Gold prices took a breather Thursday after hitting an all-time high above $2,300 per ounce earlier in the session on expectations for lower U.S. interest rates this year, as investors await more clarity on the timing of cuts.

Spot gold was down 0.3% at $2,291.88 per ounce as of 10:04 a.m. EDT (1406 GMT), after hitting a record high of $2,304.09 earlier in the day. U.S. gold futures fell 0.3% to $2,308.30.

“It’s a continuation of the idea… propagated by the Powell speech the other day that the Federal Reserve is getting set to cut rates,” said Bart Melek, head of commodity strategies at TD Securities.

“That typically is a very accretive thing for gold, particularly since it looks like they (the Fed) are quite prepared to reduce interest rates at a time where inflation is going to be significantly above their 2% target.”

Fed officials including U.S. central bank chief Jerome Powell on Wednesday continued focusing on the need for more debate and data before interest rates are cut, a move financial markets expect to occur in June.
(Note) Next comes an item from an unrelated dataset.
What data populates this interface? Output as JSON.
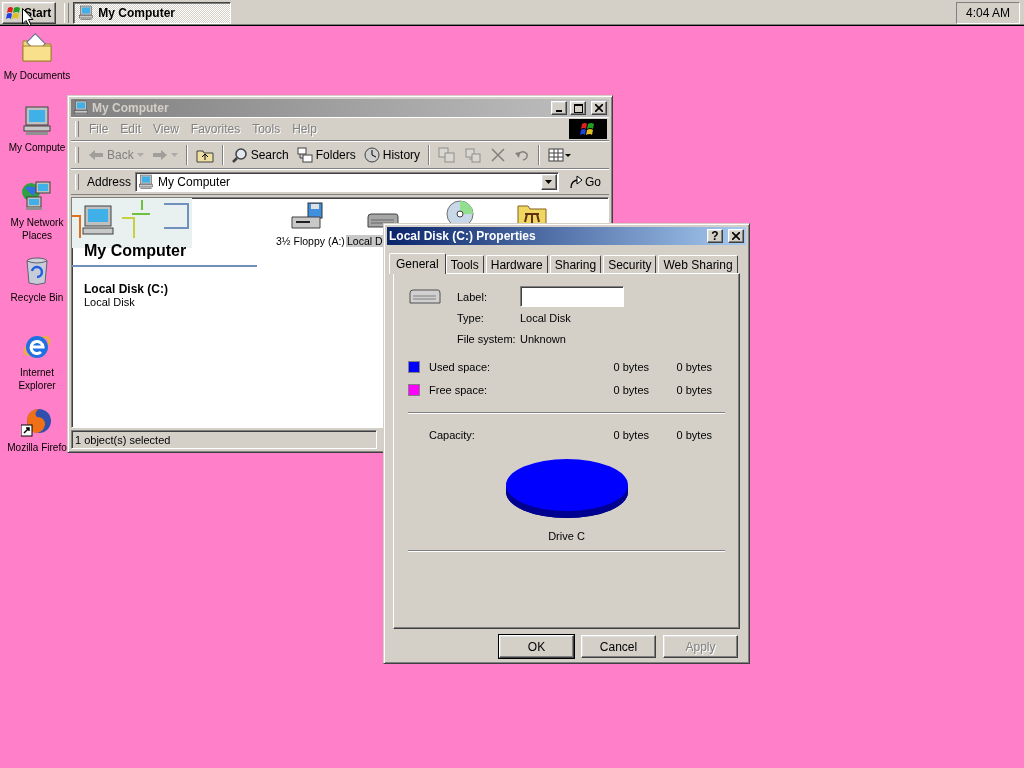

Data showed the number of Americans filing new claims for unemployment benefits increased more than expected last week as labor market conditions gradually ease.

Focus now shifts to U.S. March non-farm payrolls due on Friday that could shed more light on the timing of the Fed’s first rate cut.

Strong central bank buying and safe-haven inflows amid growing geopolitical tensions have boosted demand for gold, helping to drive the price up more than 25% since October.

“It’s heavily overbought and needs to correct to blow some of the froth. Fed cuts are priced in, in my view,” said StoneX analyst Rhona O’Connell.

Elsewhere, spot silver fell 1.2% to $26.88 per ounce after hitting its highest since June 2021. Platinum rose 0.2% to $938.60 and palladium gained 1.4% to $1,028.50.